A new OS (think smartwatches)
The greatest challenge and potential is evolving Android into a new software experience for VR and AR, and it would make a ton of sense for Samsung to rely on Google in this regard. Similar to the Meta Quest, VR headsets over the past five years have attempted to go it alone with specialized software shops. However, cross-device compatibility is central to the concept of “the metaverse.” And, theoretically, simple app support.
Samsung changed its watch approach by embracing Google’s WearOS as part of a partnership established two years ago, with the goal of bringing its watches closer to Google’s Android OS. But Samsung also assisted Google in rethinking its outdated wristwatch portfolio in terms of premium health and hardware features. Which leads us to…
A road to Pixel hardware?
Google will likely attempt to develop AR/VR hardware again at some point in the future. Clay Bavor has relocated the focus of the Daydream team to Google Labs, where they are working on more experimental projects like as Project Starline (and those research-based assistive AR glasses).
It appears quite likely that Google’s future XR hardware will be manufactured by Samsung, similar to how smartwatches were manufactured before the Pixel Watch. The Galaxy Watch 4 was the first device to utilize Wear OS 3, followed by Google’s Pixel Watch with Fitbit integration over a year later.

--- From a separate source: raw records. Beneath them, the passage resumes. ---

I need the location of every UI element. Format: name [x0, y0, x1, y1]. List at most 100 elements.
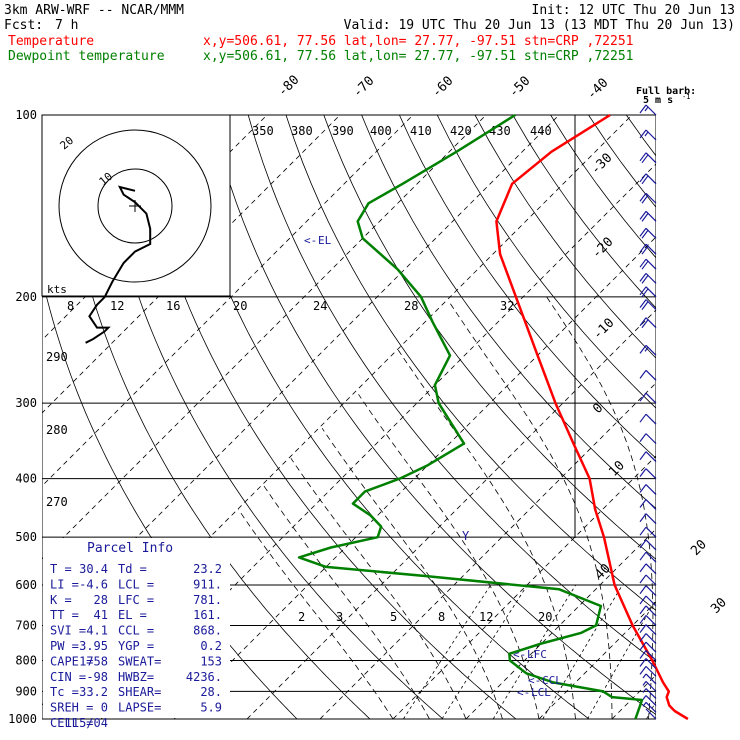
parcel-row-cell: 5.9	[200, 701, 222, 715]
wind-barb	[639, 192, 657, 204]
isotherm-label: -60	[429, 74, 456, 101]
isotherm-label: -80	[275, 73, 302, 100]
parcel-row-cell: TT =	[50, 608, 79, 622]
isotherm-label: -50	[506, 74, 533, 101]
parcel-row-cell: 28	[94, 593, 108, 607]
theta-label: 350	[252, 124, 274, 138]
theta-lower-label: 280	[46, 423, 68, 437]
pressure-tick-900: 900	[15, 684, 37, 698]
parcel-row-cell: K =	[50, 593, 72, 607]
parcel-row-cell: YGP =	[118, 639, 154, 653]
mixing-ratio-label: 2	[298, 610, 305, 624]
parcel-row-cell: 4236.	[186, 670, 222, 684]
parcel-row-cell: CELL =	[50, 716, 93, 730]
mixing-ratio-label: 8	[438, 610, 445, 624]
pressure-tick-100: 100	[15, 108, 37, 122]
temperature-label: Temperature	[8, 34, 94, 49]
wind-barb	[639, 129, 657, 141]
wind-barb	[645, 708, 657, 720]
isotherm-label: 20	[688, 537, 710, 559]
wind-barb	[639, 641, 657, 653]
pressure-tick-500: 500	[15, 530, 37, 544]
wind-barb	[639, 451, 657, 463]
parcel-row-cell: LAPSE=	[118, 701, 161, 715]
parcel-row-cell: 0.2	[200, 639, 222, 653]
parcel-info-title: Parcel Info	[87, 541, 173, 556]
hodograph-trace	[85, 185, 152, 344]
parcel-mark: Y	[462, 529, 470, 543]
valid-time: Valid: 19 UTC Thu 20 Jun 13 (13 MDT Thu …	[344, 18, 735, 33]
wind-barb	[639, 413, 657, 425]
wind-barb	[639, 433, 657, 445]
barb-legend-line2: 5 m s	[643, 95, 673, 106]
wind-barb	[639, 624, 657, 636]
wind-barbs	[639, 104, 657, 720]
theta-label: 380	[291, 124, 313, 138]
wind-barb	[639, 585, 657, 597]
parcel-row-cell: 781.	[193, 593, 222, 607]
wind-barb	[642, 673, 657, 685]
parcel-row-cell: 23.2	[193, 562, 222, 576]
parcel-row-cell: 30.4	[79, 562, 108, 576]
wind-barb	[639, 484, 657, 495]
lfc-marker: <-	[513, 648, 526, 661]
parcel-row-cell: 0	[101, 701, 108, 715]
wind-barb	[639, 615, 657, 626]
parcel-row-cell: CIN =	[50, 670, 86, 684]
theta-label: 390	[332, 124, 354, 138]
parcel-row-cell: Tc =	[50, 685, 79, 699]
pressure-tick-600: 600	[15, 578, 37, 592]
wind-barb	[639, 317, 657, 329]
parcel-row-cell: HWBZ=	[118, 670, 154, 684]
mixing-ratio-label: 3	[336, 610, 343, 624]
thetae-label: 24	[313, 299, 327, 313]
wind-barb	[642, 695, 657, 706]
parcel-row-cell: LI =	[50, 577, 79, 591]
theta-label: 410	[410, 124, 432, 138]
ccl-label: CCL	[542, 674, 562, 687]
wind-barb	[639, 243, 657, 255]
wind-barb	[639, 299, 657, 311]
wind-barb	[639, 658, 657, 669]
wind-barb	[639, 551, 657, 563]
wind-barb	[642, 688, 657, 699]
thetae-label: 12	[110, 299, 124, 313]
wind-barb	[639, 563, 657, 575]
parcel-row-cell: CCL =	[118, 624, 154, 638]
dewpoint-label: Dewpoint temperature	[8, 49, 165, 64]
wind-barb	[639, 286, 657, 298]
theta-lower-label: 270	[46, 495, 68, 509]
theta-lower-label: 290	[46, 350, 68, 364]
parcel-row-cell: 33.2	[79, 685, 108, 699]
lcl-marker: <-	[517, 686, 530, 699]
pressure-tick-300: 300	[15, 396, 37, 410]
wind-barb	[639, 650, 657, 661]
isotherm-label: 30	[708, 595, 730, 617]
pressure-tick-700: 700	[15, 618, 37, 632]
isotherm-label: -40	[584, 76, 611, 103]
parcel-row-cell: Td =	[118, 562, 147, 576]
parcel-row-cell: LCL =	[118, 577, 154, 591]
wind-barb	[639, 173, 657, 185]
wind-barb	[639, 227, 657, 239]
level-markers: <- EL <- LFC <- CCL <- LCL Y	[304, 234, 562, 699]
init-time: Init: 12 UTC Thu 20 Jun 13	[532, 3, 736, 18]
pressure-tick-1000: 1000	[8, 712, 37, 726]
parcel-row-cell: -4.6	[79, 577, 108, 591]
thetae-label: 8	[67, 299, 74, 313]
isotherm-label: 10	[606, 458, 628, 480]
wind-barb	[642, 680, 657, 692]
parcel-row-cell: SHEAR=	[118, 685, 161, 699]
thetae-label: 32	[500, 299, 514, 313]
thetae-label: 16	[166, 299, 180, 313]
lfc-label: LFC	[527, 648, 547, 661]
theta-label: 430	[489, 124, 511, 138]
parcel-row-cell: 161.	[193, 608, 222, 622]
parcel-row-cell: EL =	[118, 608, 147, 622]
wind-barb	[639, 272, 657, 284]
wind-barb	[639, 344, 657, 356]
parcel-row-cell: 115/04	[65, 716, 108, 730]
theta-label: 420	[450, 124, 472, 138]
wind-barb	[639, 595, 657, 607]
barb-legend-line1: Full barb:	[636, 86, 696, 97]
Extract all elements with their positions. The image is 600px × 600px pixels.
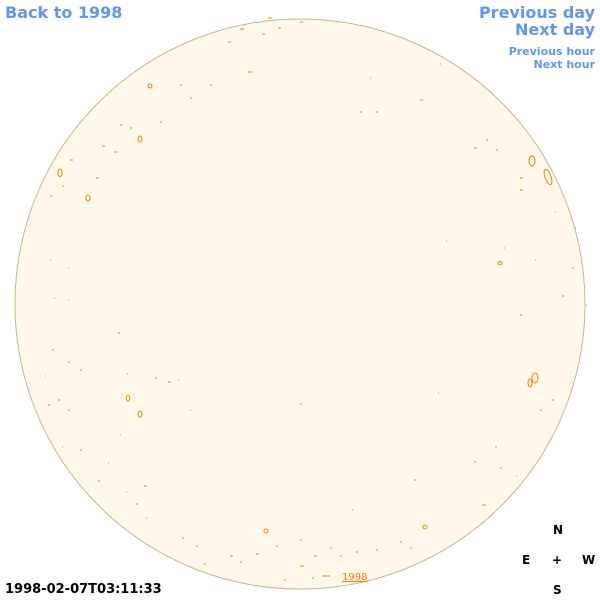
active-region: [528, 155, 536, 167]
active-region: [531, 372, 539, 384]
active-region: [137, 135, 143, 143]
sun-disk: [14, 18, 586, 590]
active-region: [85, 194, 91, 202]
active-region: [57, 168, 63, 178]
compass-west: W: [582, 553, 596, 567]
compass-center: +: [552, 553, 563, 567]
active-region: [527, 378, 533, 388]
active-region: [137, 410, 143, 418]
next-day-link[interactable]: Next day: [515, 20, 595, 39]
active-region: [543, 168, 553, 186]
compass-south: S: [553, 583, 562, 597]
active-region: [126, 394, 130, 402]
compass-east: E: [522, 553, 531, 567]
compass-north: N: [553, 523, 564, 537]
next-hour-link[interactable]: Next hour: [533, 58, 596, 71]
active-region: [45, 17, 587, 581]
timestamp: 1998-02-07T03:11:33: [5, 582, 162, 597]
active-region: [147, 83, 153, 89]
active-region: [497, 261, 503, 265]
active-regions: [45, 17, 587, 581]
active-region: [263, 528, 269, 534]
year-link[interactable]: 1998: [342, 572, 368, 583]
active-region: [422, 524, 428, 530]
previous-hour-link[interactable]: Previous hour: [508, 45, 595, 58]
previous-day-link[interactable]: Previous day: [478, 3, 595, 22]
back-to-year-link[interactable]: Back to 1998: [5, 3, 123, 22]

The complexity of AR and VR headsets is substantially higher. Perhaps Google delays the release of a Pixel device. Perhaps, as both Google’s Lockheimer and Qualcomm’s Amon seems to imply, there will be a number of forms and options, including those that are not even headsets. Remember that Google’s concept of “ambient computing” incorporates immersive technology from all angles, including non-wearable items.
What year will this emerge?
This is the difficult question. It appears likely that Google will go deeper into this relationship during its I/O developer conference, which is typically held in May, just before Apple discusses its VR headset at WWDC. We have not yet seen any evidence of genuine hardware. It’s not inconceivable that a standalone VR headgear in the vein of the Meta Quest may become a reality sooner rather than later, but it would be a great shock if anything appeared in 2023.
When Samsung and Google announced their Wear OS 3 cooperation in 2021, they included a teaser image of the watch and a pledge to provide hardware by the end of the year. This has not been stated or demonstrated at this moment, and 2024 appears to be the earliest plausible launch date.
Moreover, 2023 appears to be a challenging year for the XR industry as a whole. While an abundance of VR hardware is forthcoming, it is uncertain who will be able to buy it. The wisest course of action for Samsung and Google may be to wait out this congested year and figure out how to produce improved, potentially more affordable technology in 2024.